I'm new to this machine learning and using this boston dataset for predictions. Everything except the result for precision_score and accuracy_score is working fine . This is what i have done :
import pandas as pd
import sklearn
from sklearn.linear_model import LinearRegression
from sklearn import preprocessing,cross_validation, svm
from sklearn.datasets import load_boston
import numpy as np
from sklearn.metrics import accuracy_score, f1_score, precision_score, recall_score, classification_report, confusion_matrix
boston = load_boston()
df = pd.DataFrame(boston.data)
df.columns= boston.feature_names
df['Price']= boston.target
X = np.array(df.drop(['Price'],axis=1), dtype=np.float64)
X = preprocessing.scale(X)
y = np.array(df['Price'], dtype=np.float64)

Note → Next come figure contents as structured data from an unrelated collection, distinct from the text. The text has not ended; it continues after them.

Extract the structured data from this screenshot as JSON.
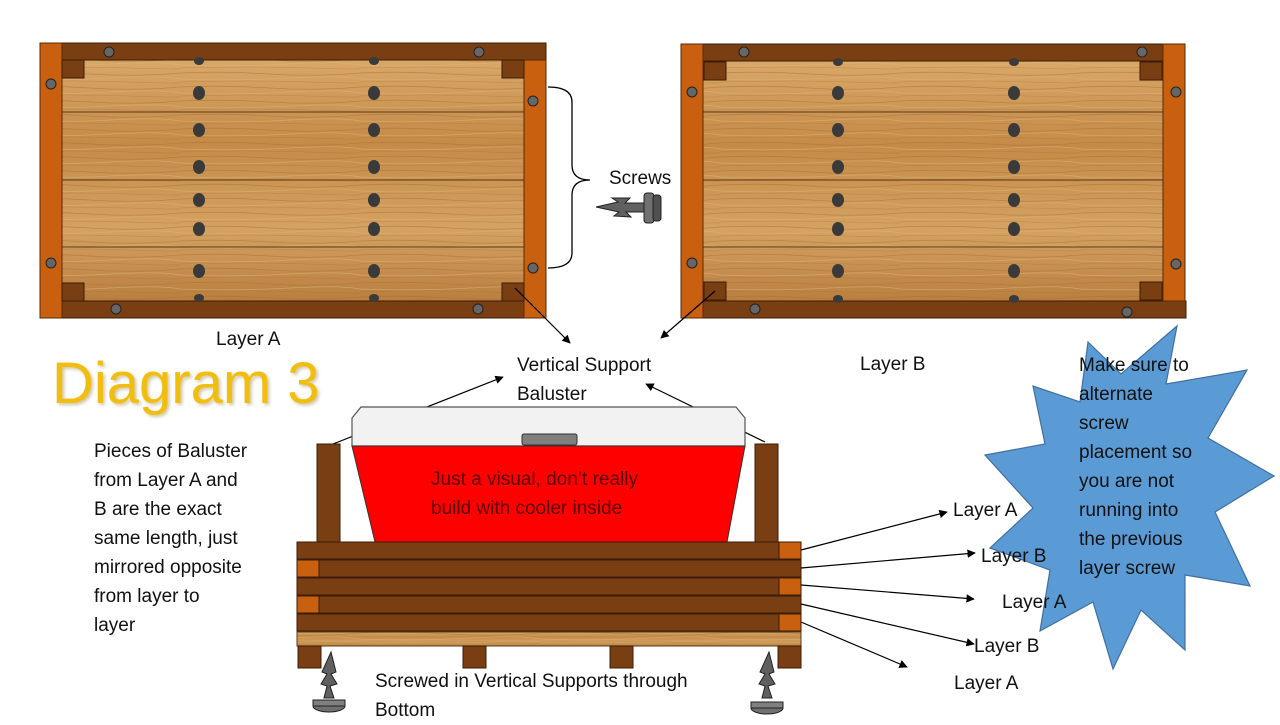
{
  "title": "Diagram 3",
  "labels": {
    "screws": "Screws",
    "layer_a_top": "Layer A",
    "layer_b_top": "Layer B",
    "vertical_support": "Vertical Support\nBaluster",
    "baluster_note": "Pieces of Baluster\nfrom Layer A and\nB are the exact\nsame length, just\nmirrored opposite\nfrom layer to\nlayer",
    "cooler_note": "Just a visual, don’t really\nbuild with cooler inside",
    "alternate_note": "Make sure to\nalternate\nscrew\nplacement so\nyou are not\nrunning into\nthe previous\nlayer screw",
    "bottom_note": "Screwed in Vertical Supports through\nBottom",
    "stack_layers": [
      "Layer A",
      "Layer B",
      "Layer A",
      "Layer B",
      "Layer A"
    ]
  },
  "colors": {
    "title": "#F2BE0E",
    "wood_light": "#C8924F",
    "wood_dark": "#7A3E13",
    "baluster": "#C9600F",
    "cooler_red": "#FF0000",
    "starburst": "#5B9BD5"
  }
}
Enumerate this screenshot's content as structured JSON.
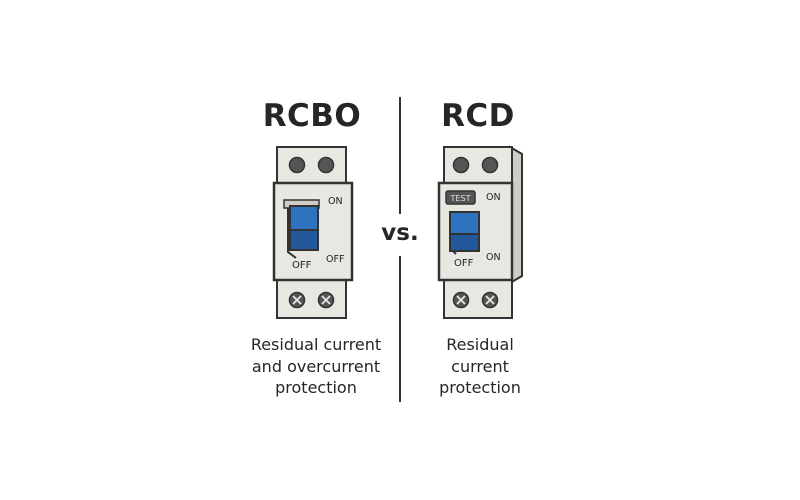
{
  "left": {
    "title": "RCBO",
    "on_label": "ON",
    "off_label_handle": "OFF",
    "off_label_side": "OFF",
    "caption": [
      "Residual current",
      "and overcurrent",
      "protection"
    ]
  },
  "right": {
    "title": "RCD",
    "test_label": "TEST",
    "on_label": "ON",
    "off_label": "OFF",
    "caption": [
      "Residual",
      "current",
      "protection"
    ]
  },
  "vs_label": "vs.",
  "colors": {
    "outline": "#333333",
    "body": "#e9e7e2",
    "body_shade": "#d8d5cf",
    "toggle_blue": "#2f72bf",
    "toggle_blue_dark": "#22579a",
    "terminal": "#555555",
    "test_button": "#555555"
  }
}
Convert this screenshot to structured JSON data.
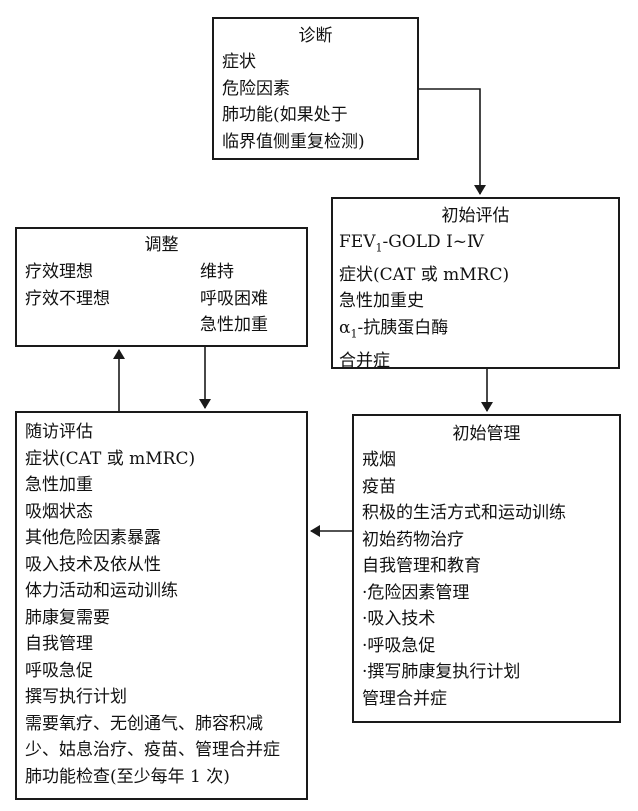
{
  "diagnosis": {
    "title": "诊断",
    "items": [
      "症状",
      "危险因素",
      "肺功能(如果处于",
      "临界值侧重复检测)"
    ]
  },
  "initial_assessment": {
    "title": "初始评估",
    "fev_prefix": "FEV",
    "fev_sub": "1",
    "fev_suffix": "-GOLD Ⅰ~Ⅳ",
    "items": [
      "症状(CAT 或 mMRC)",
      "急性加重史"
    ],
    "alpha": "α",
    "alpha_sub": "1",
    "alpha_suffix": "-抗胰蛋白酶",
    "last": "合并症"
  },
  "adjust": {
    "title": "调整",
    "left": [
      "疗效理想",
      "疗效不理想"
    ],
    "right": [
      "维持",
      "呼吸困难",
      "急性加重"
    ]
  },
  "initial_management": {
    "title": "初始管理",
    "items": [
      "戒烟",
      "疫苗",
      "积极的生活方式和运动训练",
      "初始药物治疗",
      "自我管理和教育",
      "·危险因素管理",
      "·吸入技术",
      "·呼吸急促",
      "·撰写肺康复执行计划",
      "管理合并症"
    ]
  },
  "follow_up": {
    "title": "随访评估",
    "items": [
      "症状(CAT 或 mMRC)",
      "急性加重",
      "吸烟状态",
      "其他危险因素暴露",
      "吸入技术及依从性",
      "体力活动和运动训练",
      "肺康复需要",
      "自我管理",
      "呼吸急促",
      "撰写执行计划",
      "需要氧疗、无创通气、肺容积减",
      "少、姑息治疗、疫苗、管理合并症",
      "肺功能检查(至少每年 1 次)"
    ]
  }
}
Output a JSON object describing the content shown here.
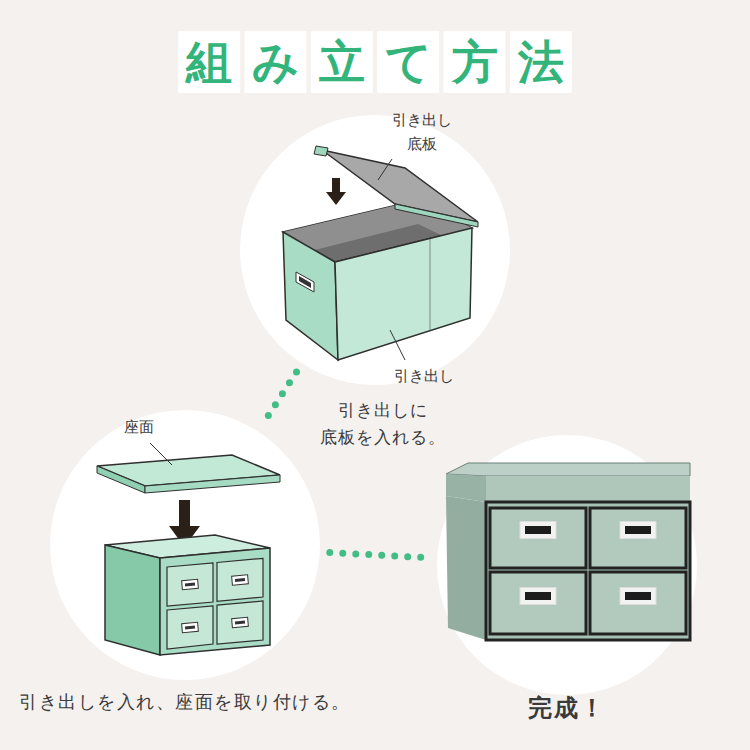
{
  "diagram": {
    "title": "組み立て方法",
    "nodes": [
      {
        "text": [
          "引き出しに 底板を入れる。"
        ]
      },
      {
        "text": [
          "引き出しを入れ、座面を取り付ける。"
        ]
      },
      {
        "text": [
          "完成！"
        ]
      }
    ],
    "edges": [
      {
        "from": 0,
        "to": 1,
        "arrow": "none"
      },
      {
        "from": 1,
        "to": 2,
        "arrow": "none"
      }
    ],
    "labels": [
      "引き出し 底板",
      "引き出し",
      "座面"
    ]
  }
}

print (len(X[:,6:7]),len(y))
X_train,X_test,y_train,y_test=cross_validation.train_test_split(X,y,test_size=0.30)
clf =LinearRegression()
clf.fit(X_train,y_train)
y_predict = clf.predict(X_test)
print(y_predict,len(y_predict))
print (accuracy_score(y_test, y_predict))
print(precision_score(y_test, y_predict,average = 'macro'))
Now i get the following error:
File "LinearRegression.py", line 33, in
accuracy = accuracy_score(y_test, y_predict) File "/usr/local/lib/python2.7/dist-packages/sklearn/metrics/classification.py",
line 172, in accuracy_score
y_type, y_true, y_pred = _check_targets(y_true, y_pred)
File "/usr/local/lib/python2.7/dist-packages/sklearn/metrics/classification.py", line 89, in _check_targets
raise ValueError("{0} is not supported".format(y_type)) ValueError: continuous is not supported
You are using a linear Regression model as
clf = LinearRegression()
which predicts continuous values. eg: 1.2, 1.3
Whereas accuracy_score(y_test, y_predict)
expects boolean values. 1 or 0 (true or false) or categorical values like 1,2,3,4 etc.. Where the numbers act as categories.
That's why you are getting an error.
How to solve this?
Since you are trying to predict Price
on boston data which is a continuous value. I recommend you change your error measure from accuracy to RMSE or MSE
Replace:
print(accuracy_score(y_test, y_predict))
with:
from sklearn.metrics import mean_squared_error
print(mean_squared_error(y_test, y_predict))
That will solve your problem.